A remarkable consequence of our intervention for reducing non-attendance was the overloading of hospital agendas, highlighted during the debriefing held after the pilot study. This perception, which is consistent with the effectiveness of the measure, indicates that medical appointments were routinely scheduled on an overbooking basis, assuming certain level of non-attendance. Hence, the potential consequences of improving efficiency in healthcare systems should be considered before implementing these types of solutions. Another concern raised during the debriefing session was the cost (in terms of time spent by administrative staff) associated with phone calls to individuals at higher risk of non-attendance. The economic impact of this solution can be minimized by implementing call centers shared by various centers or investigating the optimal cut-off of non-attendance risk for a patient to be included in the intervention. For cut-off selection, other approaches like the efficiency curve (similar to the Lorenz curve used in economics) could be explored [28]. Nevertheless, cost-effectiveness analyses that consider the cost associated with non-attendance should be conducted before drawing conclusions on the actual economic impact of this intervention.

The interpretation of our results is limited by the simultaneous assessment of the predictive model and the intervention itself (i.e., phone call reminder), which precluded appraising the contribution of each feature to the non-attendance reduction.
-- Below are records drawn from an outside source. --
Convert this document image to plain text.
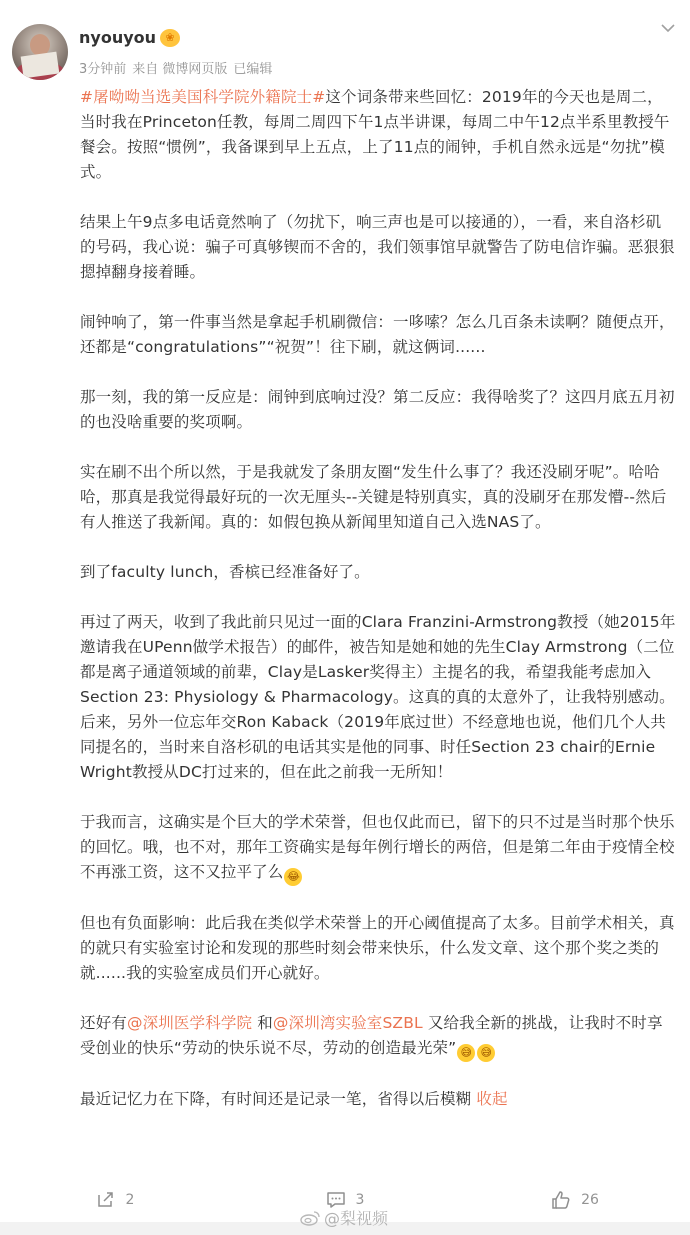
nyouyou ❀
3分钟前 来自 微博网页版 已编辑

#屠呦呦当选美国科学院外籍院士#这个词条带来些回忆：2019年的今天也是周二，当时我在Princeton任教，每周二周四下午1点半讲课，每周二中午12点半系里教授午餐会。按照“惯例”，我备课到早上五点，上了11点的闹钟，手机自然永远是“勿扰”模式。

结果上午9点多电话竟然响了（勿扰下，响三声也是可以接通的），一看，来自洛杉矶的号码，我心说：骗子可真够锲而不舍的，我们领事馆早就警告了防电信诈骗。恶狠狠摁掉翻身接着睡。

闹钟响了，第一件事当然是拿起手机刷微信：一哆嗦？怎么几百条未读啊？随便点开，还都是“congratulations”“祝贺”！往下刷，就这俩词......

那一刻，我的第一反应是：闹钟到底响过没？第二反应：我得啥奖了？这四月底五月初的也没啥重要的奖项啊。

实在刷不出个所以然，于是我就发了条朋友圈“发生什么事了？我还没刷牙呢”。哈哈哈，那真是我觉得最好玩的一次无厘头--关键是特别真实，真的没刷牙在那发懵--然后有人推送了我新闻。真的：如假包换从新闻里知道自己入选NAS了。

到了faculty lunch，香槟已经准备好了。

再过了两天，收到了我此前只见过一面的Clara Franzini-Armstrong教授（她2015年邀请我在UPenn做学术报告）的邮件，被告知是她和她的先生Clay Armstrong（二位都是离子通道领域的前辈，Clay是Lasker奖得主）主提名的我，希望我能考虑加入Section 23: Physiology & Pharmacology。这真的真的太意外了，让我特别感动。后来，另外一位忘年交Ron Kaback（2019年底过世）不经意地也说，他们几个人共同提名的，当时来自洛杉矶的电话其实是他的同事、时任Section 23 chair的Ernie Wright教授从DC打过来的，但在此之前我一无所知！

于我而言，这确实是个巨大的学术荣誉，但也仅此而已，留下的只不过是当时那个快乐的回忆。哦，也不对，那年工资确实是每年例行增长的两倍，但是第二年由于疫情全校不再涨工资，这不又拉平了么 😂

但也有负面影响：此后我在类似学术荣誉上的开心阈值提高了太多。目前学术相关，真的就只有实验室讨论和发现的那些时刻会带来快乐，什么发文章、这个那个奖之类的就......我的实验室成员们开心就好。

还好有@深圳医学科学院 和@深圳湾实验室SZBL 又给我全新的挑战，让我时不时享受创业的快乐“劳动的快乐说不尽，劳动的创造最光荣” 😅 😅

最近记忆力在下降，有时间还是记录一笔，省得以后模糊 收起

2	3	26
@梨视频
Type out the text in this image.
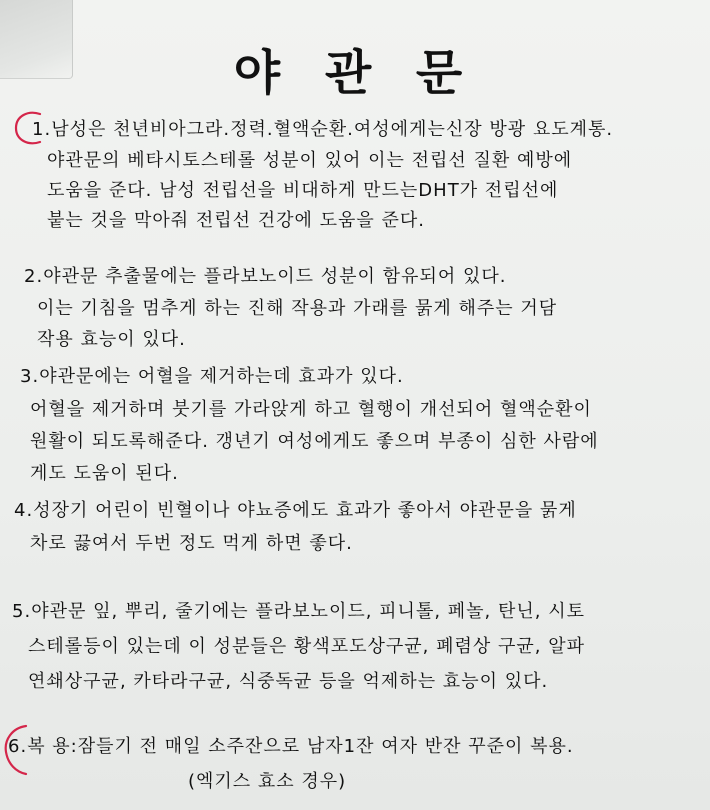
야 관 문
1.남성은 천년비아그라.정력.혈액순환.여성에게는신장 방광 요도계통.
야관문의 베타시토스테롤 성분이 있어 이는 전립선 질환 예방에
도움을 준다. 남성 전립선을 비대하게 만드는DHT가 전립선에
붙는 것을 막아줘 전립선 건강에 도움을 준다.
2.야관문 추출물에는 플라보노이드 성분이 함유되어 있다.
이는 기침을 멈추게 하는 진해 작용과 가래를 묽게 해주는 거담
작용 효능이 있다.
3.야관문에는 어혈을 제거하는데 효과가 있다.
어혈을 제거하며 붓기를 가라앉게 하고 혈행이 개선되어 혈액순환이
원활이 되도록해준다. 갱년기 여성에게도 좋으며 부종이 심한 사람에
게도 도움이 된다.
4.성장기 어린이 빈혈이나 야뇨증에도 효과가 좋아서 야관문을 묽게
차로 끓여서 두번 정도 먹게 하면 좋다.
5.야관문 잎, 뿌리, 줄기에는 플라보노이드, 피니톨, 페놀, 탄닌, 시토
스테롤등이 있는데 이 성분들은 황색포도상구균, 폐렴상 구균, 알파
연쇄상구균, 카타라구균, 식중독균 등을 억제하는 효능이 있다.
6.복 용:잠들기 전 매일 소주잔으로 남자1잔 여자 반잔 꾸준이 복용.
(엑기스 효소 경우)
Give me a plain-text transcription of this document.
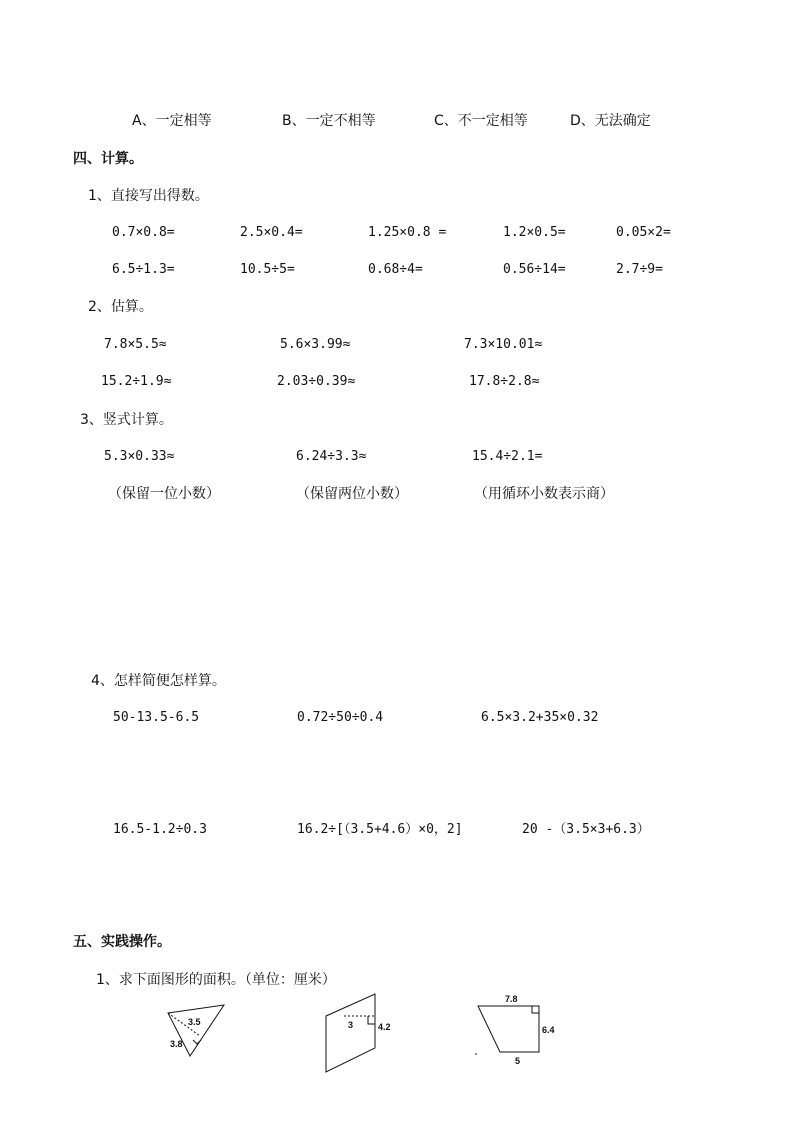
A、一定相等	B、一定不相等	C、不一定相等	D、无法确定
四、计算。
1、直接写出得数。
0.7×0.8=	2.5×0.4=	1.25×0.8 =	1.2×0.5=	0.05×2=
6.5÷1.3=	10.5÷5=	0.68÷4=	0.56÷14=	2.7÷9=
2、估算。
7.8×5.5≈	5.6×3.99≈	7.3×10.01≈
15.2÷1.9≈	2.03÷0.39≈	17.8÷2.8≈
3、竖式计算。
5.3×0.33≈	6.24÷3.3≈	15.4÷2.1=
（保留一位小数）	（保留两位小数）	（用循环小数表示商）
4、怎样简便怎样算。
50-13.5-6.5	0.72÷50÷0.4	6.5×3.2+35×0.32
16.5-1.2÷0.3	16.2÷[（3.5+4.6）×0，2]	20 -（3.5×3+6.3）
五、实践操作。
1、求下面图形的面积。（单位：厘米）
3.5
3.8
3	4.2
7.8
6.4
5
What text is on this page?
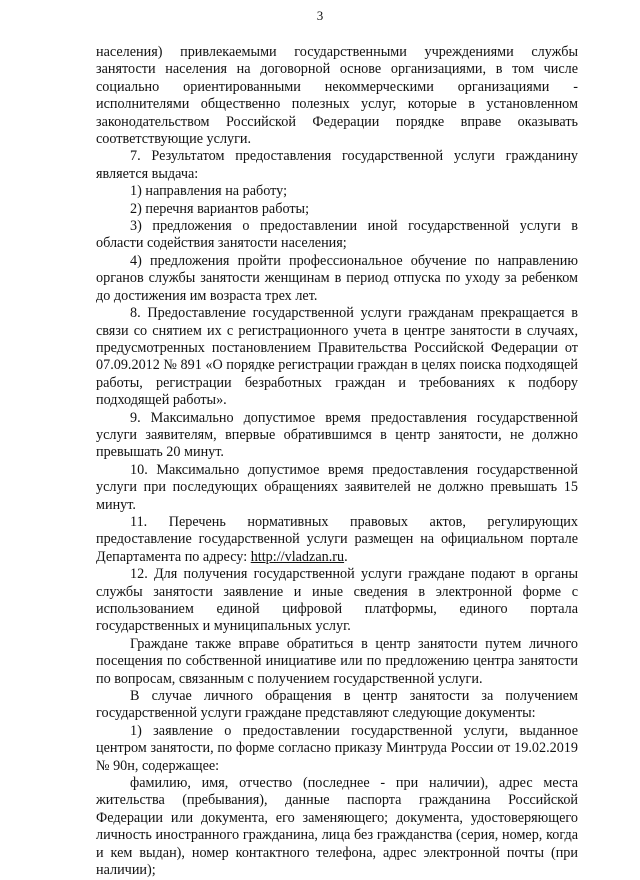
3

населения) привлекаемыми государственными учреждениями службы занятости населения на договорной основе организациями, в том числе социально ориентированными некоммерческими организациями - исполнителями общественно полезных услуг, которые в установленном законодательством Российской Федерации порядке вправе оказывать соответствующие услуги.

7. Результатом предоставления государственной услуги гражданину является выдача:

1) направления на работу;

2) перечня вариантов работы;

3) предложения о предоставлении иной государственной услуги в области содействия занятости населения;

4) предложения пройти профессиональное обучение по направлению органов службы занятости женщинам в период отпуска по уходу за ребенком до достижения им возраста трех лет.

8. Предоставление государственной услуги гражданам прекращается в связи со снятием их с регистрационного учета в центре занятости в случаях, предусмотренных постановлением Правительства Российской Федерации от 07.09.2012 № 891 «О порядке регистрации граждан в целях поиска подходящей работы, регистрации безработных граждан и требованиях к подбору подходящей работы».

9. Максимально допустимое время предоставления государственной услуги заявителям, впервые обратившимся в центр занятости, не должно превышать 20 минут.

10. Максимально допустимое время предоставления государственной услуги при последующих обращениях заявителей не должно превышать 15 минут.

11. Перечень нормативных правовых актов, регулирующих предоставление государственной услуги размещен на официальном портале Департамента по адресу: http://vladzan.ru.

12. Для получения государственной услуги граждане подают в органы службы занятости заявление и иные сведения в электронной форме с использованием единой цифровой платформы, единого портала государственных и муниципальных услуг.

Граждане также вправе обратиться в центр занятости путем личного посещения по собственной инициативе или по предложению центра занятости по вопросам, связанным с получением государственной услуги.

В случае личного обращения в центр занятости за получением государственной услуги граждане представляют следующие документы:

1) заявление о предоставлении государственной услуги, выданное центром занятости, по форме согласно приказу Минтруда России от 19.02.2019 № 90н, содержащее:

фамилию, имя, отчество (последнее - при наличии), адрес места жительства (пребывания), данные паспорта гражданина Российской Федерации или документа, его заменяющего; документа, удостоверяющего личность иностранного гражданина, лица без гражданства (серия, номер, когда и кем выдан), номер контактного телефона, адрес электронной почты (при наличии);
However, the main purpose of our pilot study was to assess the applicability of the whole concept to day-to-day practice. Another limitation was the unavailability of data with potential influence on the non-attendance rate, such as the economic status [29, 30], education level [31, 32], or certain medical conditions [20, 33]. As discussed previously, the lack of social information is common in the development of predictive algorithms elsewhere. Regardless of the future inclusion of these data, the model should undergo continual learning by retraining to assure its validity through time, including the seasonal perspective, which is likely to influence the outcomes. The model has to be aware of new patients or categorical features, as well as considering up-to-date data to include the latest trends of non-attendance in each hospital service. Alternative analytical approaches, such as logistic regression analysis, could also be explored.

Conclusions

The results of our study show that the use of non-attendance predictive models can be a valuable tool to identify patients at higher risk of non-attending a medical appointment and should be, therefore, prioritized for active reminders such as phone calls. The overloading of the hospital agenda experienced as a consequence of the effectiveness of the intervention underscores the need to consider organizational changes when implementing interventions for reducing non attendance rates. The free availability of our algorithm warrants future research to adapt it to other patient profiles and assess the cost-effectiveness of interventions based patient stratification according to the risk of non-attendance.